Nah, modal yang saya biasakan sejak kecil itu bikin saya sanggup memaknai momen nyekar sebagai sarana kontemplasi terbaik untuk mengingat mati dan menghidupi hidup sepenuhnya. Kalau kata Nietzsche, “fatum brutum amor fati” - tetap cintailah takdir meski takdir itu brutal. Apa yang saya percayai itu selaras dengan momentum waktu penghormatan dilaksanakan. Ia perlu ditunaikan sebelum bulan suci Ramadan sebagai pengingat bahwa kematian itu pasti. Leluhurmu adalah perantaramu untuk memaafkan diri sendiri sambil tetap mendoakan kehidupan menjadi lebih baik. Lalu, lakukan lagi ketika Hari Raya Idul Fitri tiba agar kamu tak lupa bahwa kehidupan ini adalah anugerah yang perlu dirayakan sepenuhnya.

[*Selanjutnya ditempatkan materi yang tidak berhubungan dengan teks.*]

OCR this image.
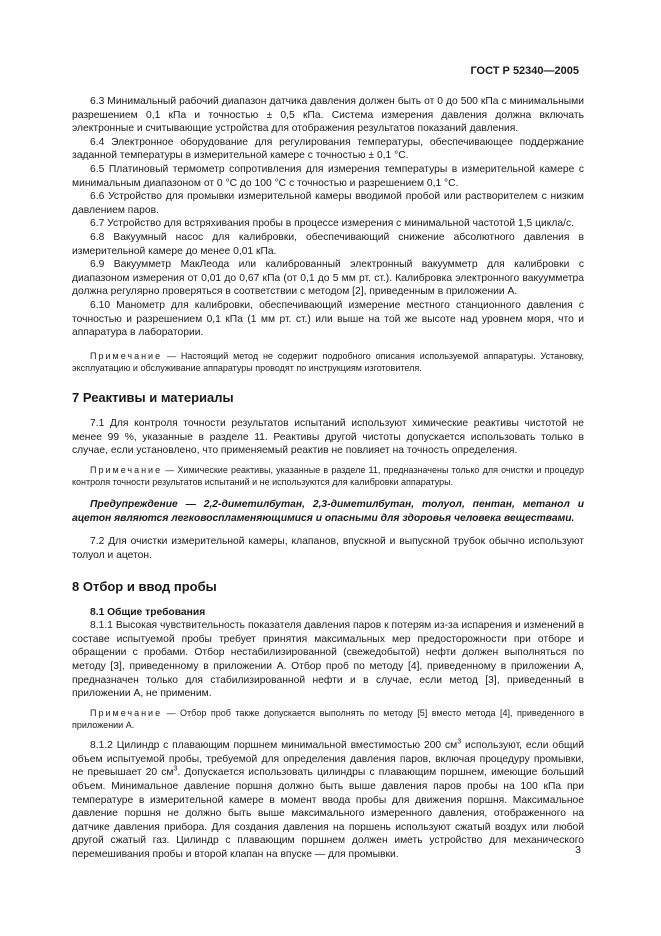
ГОСТ Р 52340—2005

6.3 Минимальный рабочий диапазон датчика давления должен быть от 0 до 500 кПа с минимальными разрешением 0,1 кПа и точностью ± 0,5 кПа. Система измерения давления должна включать электронные и считывающие устройства для отображения результатов показаний давления.

6.4 Электронное оборудование для регулирования температуры, обеспечивающее поддержание заданной температуры в измерительной камере с точностью ± 0,1 °С.

6.5 Платиновый термометр сопротивления для измерения температуры в измерительной камере с минимальным диапазоном от 0 °С до 100 °С с точностью и разрешением 0,1 °С.

6.6 Устройство для промывки измерительной камеры вводимой пробой или растворителем с низким давлением паров.

6.7 Устройство для встряхивания пробы в процессе измерения с минимальной частотой 1,5 цикла/с.

6.8 Вакуумный насос для калибровки, обеспечивающий снижение абсолютного давления в измерительной камере до менее 0,01 кПа.

6.9 Вакуумметр МакЛеода или калиброванный электронный вакуумметр для калибровки с диапазоном измерения от 0,01 до 0,67 кПа (от 0,1 до 5 мм рт. ст.). Калибровка электронного вакуумметра должна регулярно проверяться в соответствии с методом [2], приведенным в приложении А.

6.10 Манометр для калибровки, обеспечивающий измерение местного станционного давления с точностью и разрешением 0,1 кПа (1 мм рт. ст.) или выше на той же высоте над уровнем моря, что и аппаратура в лаборатории.

Примечание — Настоящий метод не содержит подробного описания используемой аппаратуры. Установку, эксплуатацию и обслуживание аппаратуры проводят по инструкциям изготовителя.

7 Реактивы и материалы

7.1 Для контроля точности результатов испытаний используют химические реактивы чистотой не менее 99 %, указанные в разделе 11. Реактивы другой чистоты допускается использовать только в случае, если установлено, что применяемый реактив не повлияет на точность определения.

Примечание — Химические реактивы, указанные в разделе 11, предназначены только для очистки и процедур контроля точности результатов испытаний и не используются для калибровки аппаратуры.

Предупреждение — 2,2-диметилбутан, 2,3-диметилбутан, толуол, пентан, метанол и ацетон являются легковоспламеняющимися и опасными для здоровья человека веществами.

7.2 Для очистки измерительной камеры, клапанов, впускной и выпускной трубок обычно используют толуол и ацетон.

8 Отбор и ввод пробы
8.1 Общие требования

8.1.1 Высокая чувствительность показателя давления паров к потерям из-за испарения и изменений в составе испытуемой пробы требует принятия максимальных мер предосторожности при отборе и обращении с пробами. Отбор нестабилизированной (свежедобытой) нефти должен выполняться по методу [3], приведенному в приложении А. Отбор проб по методу [4], приведенному в приложении А, предназначен только для стабилизированной нефти и в случае, если метод [3], приведенный в приложении А, не применим.

Примечание — Отбор проб также допускается выполнять по методу [5] вместо метода [4], приведенного в приложении А.

8.1.2 Цилиндр с плавающим поршнем минимальной вместимостью 200 $см^3$ используют, если общий объем испытуемой пробы, требуемой для определения давления паров, включая процедуру промывки, не превышает 20 $см^3$. Допускается использовать цилиндры с плавающим поршнем, имеющие больший объем. Минимальное давление поршня должно быть выше давления паров пробы на 100 кПа при температуре в измерительной камере в момент ввода пробы для движения поршня. Максимальное давление поршня не должно быть выше максимального измеренного давления, отображенного на датчике давления прибора. Для создания давления на поршень используют сжатый воздух или любой другой сжатый газ. Цилиндр с плавающим поршнем должен иметь устройство для механического перемешивания пробы и второй клапан на впуске — для промывки.	3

Masalahnya, seiring tahun berganti, makam yang harus dikunjungi beranak menjadi lebih banyak dan lebih banyak lagi. Pada momen jelang Ramadan 2024 ini misalnya, saya perlu menemani ibu untuk mengunjungi deretan makam di tiga kecamatan berbeda! Beberapa di antara makam-makam itu mengukir memori indah semasa mereka hidup dalam sanubari. Ada sosok istimewa yang masih saya tangisi tiap kali menyapa sambil mengusap batu nisan berukirkan sebuah nama yang amat saya cintai. Ada juga yang patoknya sudah rusak sampai perlu menghabiskan waktu berputar-putar dulu di area kuburan sebelum makamnya berhasil ditemukan. Bahkan, ada yang dari ukiran nama pada batu nisan saja saya benar-benar tak tahu ia siapa. Eh, ternyata beliau adalah sahabat ibu semasa SMA. Ha!
Fakta itu sedikit banyak, kok, malah mendistorsi momen monolog indah ketika berziarah. Alih-alih berkontemplasi untuk mencapai makrifat, nyekar terasa makin menjadi rutinitas syariat yang sekadar bikin sungkan dan masygul kalau-kalau lupa ditunaikan. Gara-gara itu, saya jadi berpikir bahwa harusnya pertanyaan seperti berikut saja yang saya pikirkan saat kecil dulu, “Emangnya doa atau surah apa, sih, yang tepat dilafalkan ketika nyekar ke makam leluhur?”